Gewerkschaft: Tarifkonflikt bei der Bahn spitzt sich zu

Im Tarifkonflikt bei der Bahn verschärfen das Unternehmen und die Lokführergewerkschaft GDL die Tonart. Die Situation spitze sich zu, sagte Gewerkschaftschef Claus Weselsky in Berlin vor einer weiteren Verhandlungsrunde.

Seine Erwartungen seien gedämpft. «Wir werden am heutigen Tage schlussendlich zu der Entscheidung kommen: weiter verhandeln oder nicht weiter verhandeln.» Weselsky hatte schon am Wochenende gesagt, dass weitere Warnstreiks möglich seien.

«Diese Drohungen vor jeder Verhandlungsrunde sind offen gesagt ermüdend und fehl am Platz», entgegnete Bahn-Personalchef Ulrich Weber in der «Rheinischen Post» (Mittwoch). Er warf Weselsky eine völlig unangemessene Tonlage vor.

In Berlin kritisierte Weber einen Vorschlag der Gewerkschaft Deutscher Lokomotivführer (GDL) für einen Flächentarifvertrag, den sie am Montag vorgelegt hatte. Er soll nicht nur für Lokführer gelten, sonder auch für Zugbegleiter, Bordgastronomen, Lokrangierführer und Disponenten. Nach erster Einschätzung entspreche dieser nicht den Vereinbarungen der letzten Verhandlungsrunde, sagte Weber.

Beide Seiten befinden sich seit dem Sommer in einem außergewöhnlich komplizierten Tarifkonflikt für etwa 160 000 Beschäftigte. Die GDL verlangt fünf Prozent mehr Geld und eine Stunde weniger Wochenarbeitszeit. «Es ist schwer, zugegeben», sagte Weber und verwies auf die Rivalität der GDL und der Eisenbahn- und Verkehrsgewerkschaft, mit der auch Verhandlungen laufen. «Beide Gewerkschaften wollen ihren Zuständigkeitsbereich erweitern.

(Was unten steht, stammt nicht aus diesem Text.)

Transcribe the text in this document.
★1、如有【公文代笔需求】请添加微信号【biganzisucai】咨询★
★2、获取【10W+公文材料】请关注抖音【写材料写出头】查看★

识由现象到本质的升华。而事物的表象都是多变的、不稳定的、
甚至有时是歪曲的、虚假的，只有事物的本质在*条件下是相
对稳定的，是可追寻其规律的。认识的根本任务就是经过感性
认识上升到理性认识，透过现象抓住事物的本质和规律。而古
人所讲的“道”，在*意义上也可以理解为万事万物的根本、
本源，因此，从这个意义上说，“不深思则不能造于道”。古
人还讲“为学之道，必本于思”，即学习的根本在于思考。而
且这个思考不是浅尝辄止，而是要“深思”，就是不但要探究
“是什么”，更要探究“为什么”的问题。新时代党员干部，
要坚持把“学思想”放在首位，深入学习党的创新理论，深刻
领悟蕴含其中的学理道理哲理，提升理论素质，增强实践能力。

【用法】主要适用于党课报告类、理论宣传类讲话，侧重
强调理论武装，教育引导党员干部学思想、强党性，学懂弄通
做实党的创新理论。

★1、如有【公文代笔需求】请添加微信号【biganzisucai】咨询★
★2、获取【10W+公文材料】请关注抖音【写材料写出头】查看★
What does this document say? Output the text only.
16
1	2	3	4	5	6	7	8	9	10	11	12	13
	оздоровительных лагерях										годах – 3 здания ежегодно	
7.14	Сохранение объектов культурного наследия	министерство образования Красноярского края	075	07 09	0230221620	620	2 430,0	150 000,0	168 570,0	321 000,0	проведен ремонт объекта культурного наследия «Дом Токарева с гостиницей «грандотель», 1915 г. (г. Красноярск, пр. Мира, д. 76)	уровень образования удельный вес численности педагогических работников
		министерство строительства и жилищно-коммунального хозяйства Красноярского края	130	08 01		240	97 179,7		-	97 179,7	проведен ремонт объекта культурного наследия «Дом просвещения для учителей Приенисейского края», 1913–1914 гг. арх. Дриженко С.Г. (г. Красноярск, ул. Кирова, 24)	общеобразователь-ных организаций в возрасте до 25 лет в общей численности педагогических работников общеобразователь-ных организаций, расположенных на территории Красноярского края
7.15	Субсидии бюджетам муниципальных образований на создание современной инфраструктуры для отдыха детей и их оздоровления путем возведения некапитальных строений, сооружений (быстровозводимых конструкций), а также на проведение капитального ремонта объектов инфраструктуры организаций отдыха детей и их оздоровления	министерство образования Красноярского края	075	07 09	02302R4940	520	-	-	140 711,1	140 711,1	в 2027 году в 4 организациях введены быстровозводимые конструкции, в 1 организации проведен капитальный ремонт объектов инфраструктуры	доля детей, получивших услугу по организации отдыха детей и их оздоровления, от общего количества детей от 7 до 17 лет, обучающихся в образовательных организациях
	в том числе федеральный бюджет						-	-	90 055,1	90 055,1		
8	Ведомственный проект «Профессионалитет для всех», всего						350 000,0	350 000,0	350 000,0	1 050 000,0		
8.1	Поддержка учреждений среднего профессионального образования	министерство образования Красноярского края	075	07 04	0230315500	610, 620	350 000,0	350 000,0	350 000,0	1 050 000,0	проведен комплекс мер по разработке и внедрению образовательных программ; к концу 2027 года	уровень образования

Wir wollen gleiche Ergebnisse.»

Weselsky warf der Bahn vor, sie habe am Dienstag versucht, die für Mittwoch geplante Verhandlungsrunde abzusagen, um Zeit zu gewinnen. Weber sagte, das sei falsch. Die Bahn habe ein Spitzentreffen anstelle der Verhandlungsrunde vorgeschlagen.